With the internet constantly growing and evolving, clearly defining what is and the purpose of organic and paid media can be difficult. As we have found, Paid media is paying for a post or a message to be displayed to the audience of your choice while Organic media is any free tools provided by the website or related free tools to help build a following, or an undifferentiated audience, and interact with it. Both function differently and can be very unpredictable, yet they are crucial to the success of any digital marketing campaign.

Organic content and connections are important. However, to grow a large following and to have precedent on any platform, paid media content and strategies are required. It is nearly impossible to have your post spread like wildfire without some money behind it. If you don’t invest in your social media, paid and organic, you will be left behind in this digital age.

Here are 5 in-depth reasons why you should combine the two in your efforts to market your company and to succeed in the digital age.
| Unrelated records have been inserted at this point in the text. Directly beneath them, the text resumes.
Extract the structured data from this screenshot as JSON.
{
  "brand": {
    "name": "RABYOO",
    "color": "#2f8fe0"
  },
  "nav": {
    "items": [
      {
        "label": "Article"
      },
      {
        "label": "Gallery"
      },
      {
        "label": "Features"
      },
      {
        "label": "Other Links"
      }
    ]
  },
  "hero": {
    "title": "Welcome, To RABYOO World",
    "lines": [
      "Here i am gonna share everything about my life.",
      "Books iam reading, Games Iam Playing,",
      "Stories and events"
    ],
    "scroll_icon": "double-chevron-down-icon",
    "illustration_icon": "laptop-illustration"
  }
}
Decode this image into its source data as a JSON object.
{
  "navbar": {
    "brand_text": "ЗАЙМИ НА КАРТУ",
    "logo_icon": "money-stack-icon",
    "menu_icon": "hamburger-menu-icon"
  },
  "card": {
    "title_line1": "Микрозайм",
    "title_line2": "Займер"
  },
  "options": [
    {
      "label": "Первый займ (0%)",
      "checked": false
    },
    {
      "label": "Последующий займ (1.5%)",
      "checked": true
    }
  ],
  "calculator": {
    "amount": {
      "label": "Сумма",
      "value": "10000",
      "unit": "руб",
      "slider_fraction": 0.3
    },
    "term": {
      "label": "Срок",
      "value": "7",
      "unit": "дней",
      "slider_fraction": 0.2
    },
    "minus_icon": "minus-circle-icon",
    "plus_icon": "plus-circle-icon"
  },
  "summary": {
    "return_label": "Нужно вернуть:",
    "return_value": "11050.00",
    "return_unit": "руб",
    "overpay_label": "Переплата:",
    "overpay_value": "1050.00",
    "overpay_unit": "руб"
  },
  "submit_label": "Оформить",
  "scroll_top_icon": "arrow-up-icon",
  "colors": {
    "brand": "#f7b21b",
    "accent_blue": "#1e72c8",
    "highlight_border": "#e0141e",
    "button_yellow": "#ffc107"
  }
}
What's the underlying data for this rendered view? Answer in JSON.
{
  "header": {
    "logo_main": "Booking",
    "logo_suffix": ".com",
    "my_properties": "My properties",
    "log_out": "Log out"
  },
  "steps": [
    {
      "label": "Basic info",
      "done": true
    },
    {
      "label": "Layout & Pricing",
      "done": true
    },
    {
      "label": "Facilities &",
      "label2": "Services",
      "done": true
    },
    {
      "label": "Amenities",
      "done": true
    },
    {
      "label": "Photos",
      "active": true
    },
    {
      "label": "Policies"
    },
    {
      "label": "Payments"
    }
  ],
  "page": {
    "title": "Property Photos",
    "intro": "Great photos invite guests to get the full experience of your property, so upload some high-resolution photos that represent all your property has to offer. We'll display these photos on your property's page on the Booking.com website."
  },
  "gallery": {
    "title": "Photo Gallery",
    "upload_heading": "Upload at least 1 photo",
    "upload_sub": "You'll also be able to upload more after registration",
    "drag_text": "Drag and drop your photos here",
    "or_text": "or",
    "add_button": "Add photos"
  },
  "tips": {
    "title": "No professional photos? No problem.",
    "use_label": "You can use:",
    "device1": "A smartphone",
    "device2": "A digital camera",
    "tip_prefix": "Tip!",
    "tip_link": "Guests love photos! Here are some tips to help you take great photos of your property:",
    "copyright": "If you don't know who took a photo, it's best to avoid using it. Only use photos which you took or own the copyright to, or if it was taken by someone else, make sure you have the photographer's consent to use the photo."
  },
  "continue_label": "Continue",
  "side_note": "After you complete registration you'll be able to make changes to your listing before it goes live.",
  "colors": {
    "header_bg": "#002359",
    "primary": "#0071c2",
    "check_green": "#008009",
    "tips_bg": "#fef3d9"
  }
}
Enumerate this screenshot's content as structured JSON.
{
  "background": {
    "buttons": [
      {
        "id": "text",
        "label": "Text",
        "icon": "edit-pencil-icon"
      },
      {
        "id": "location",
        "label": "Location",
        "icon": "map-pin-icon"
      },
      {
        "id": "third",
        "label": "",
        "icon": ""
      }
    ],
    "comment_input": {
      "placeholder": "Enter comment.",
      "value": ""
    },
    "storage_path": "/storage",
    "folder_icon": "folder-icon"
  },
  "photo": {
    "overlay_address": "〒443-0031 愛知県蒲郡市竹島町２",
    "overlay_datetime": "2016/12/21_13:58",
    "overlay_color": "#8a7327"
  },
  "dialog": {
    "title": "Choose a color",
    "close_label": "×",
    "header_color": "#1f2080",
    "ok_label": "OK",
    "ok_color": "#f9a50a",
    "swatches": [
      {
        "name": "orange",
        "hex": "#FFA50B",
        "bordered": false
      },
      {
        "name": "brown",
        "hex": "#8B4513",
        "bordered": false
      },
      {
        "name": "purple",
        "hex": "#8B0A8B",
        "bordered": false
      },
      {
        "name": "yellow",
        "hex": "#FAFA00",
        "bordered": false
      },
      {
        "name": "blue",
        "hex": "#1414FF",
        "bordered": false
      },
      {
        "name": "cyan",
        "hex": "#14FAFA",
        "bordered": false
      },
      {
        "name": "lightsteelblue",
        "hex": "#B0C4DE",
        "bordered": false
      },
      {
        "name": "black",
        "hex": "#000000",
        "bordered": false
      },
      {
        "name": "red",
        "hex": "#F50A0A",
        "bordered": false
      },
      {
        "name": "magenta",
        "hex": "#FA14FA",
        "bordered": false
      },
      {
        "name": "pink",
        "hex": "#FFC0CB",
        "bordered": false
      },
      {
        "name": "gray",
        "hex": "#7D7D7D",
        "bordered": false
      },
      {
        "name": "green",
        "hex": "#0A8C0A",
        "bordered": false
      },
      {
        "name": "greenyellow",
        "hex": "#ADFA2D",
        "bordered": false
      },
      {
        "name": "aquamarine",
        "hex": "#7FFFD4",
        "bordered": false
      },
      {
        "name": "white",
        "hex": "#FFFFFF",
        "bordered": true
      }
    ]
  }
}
  1. Remarketing is simplified.
    When your business needs to rebrand and then remarket, it’s best to use a mix between organic and paid strategies. As you gain new followers from the paid ads or boosted posts, you need to have organic material for the users to interact with. If they don’t see interesting content on your page, the paid marketing efforts are not likely to convert into page views or post likes. Use both to ensure that you are interacting with your new target audience.
  2. Your audience is more likely to engage.
    The audience you have grown through the paid campaign already likes the content that you make. Yet they won’t know your brand or understand the lifestyle or image you’ve created unless you have organic material. Provide the people with enough content to learn what you business is about while still being able to be engaged and entertained on your page. Also, if you interact with people commenting or liking your page, you can get even more engagement from the paid content that you’re producing.
  3. A marketing budget is optimized.
    Every company should have a marketing budget; that’s how you expand and gain a loyal follower base. By using organic and paid strategies, a company isn’t relying solely on one social media manager or team to gain a large following. Nor does that mean the company is spending outrageous amounts of money to be able to compete for their audience’s attention. A good balance is more likely to get the most conversions and save the marketing budget.
  4. Future content will be easier to make.
    For most platforms that offer paid media services, there is a function that allows you to test different aspects of posts. Facebook even offers split testing. You can take the information you receive from split testing and apply that to future posts, organic and paid. It will help diversify your content, but it will actually pertain directly to the target audience.
  5. Your (re)marketing strategy stabilizes.
    By using different techniques, you are diversifying, but you are also testing. When you know what works and what doesn’t, you have a lot more knowledge about your marketing strategies as well as your audience. Even though the market can be unpredictable at times, you using both paid and organic to figure out what is working is somewhat of a hack. The more you hack the market the better your business will do because you know more from your ad campaigns and your interactions.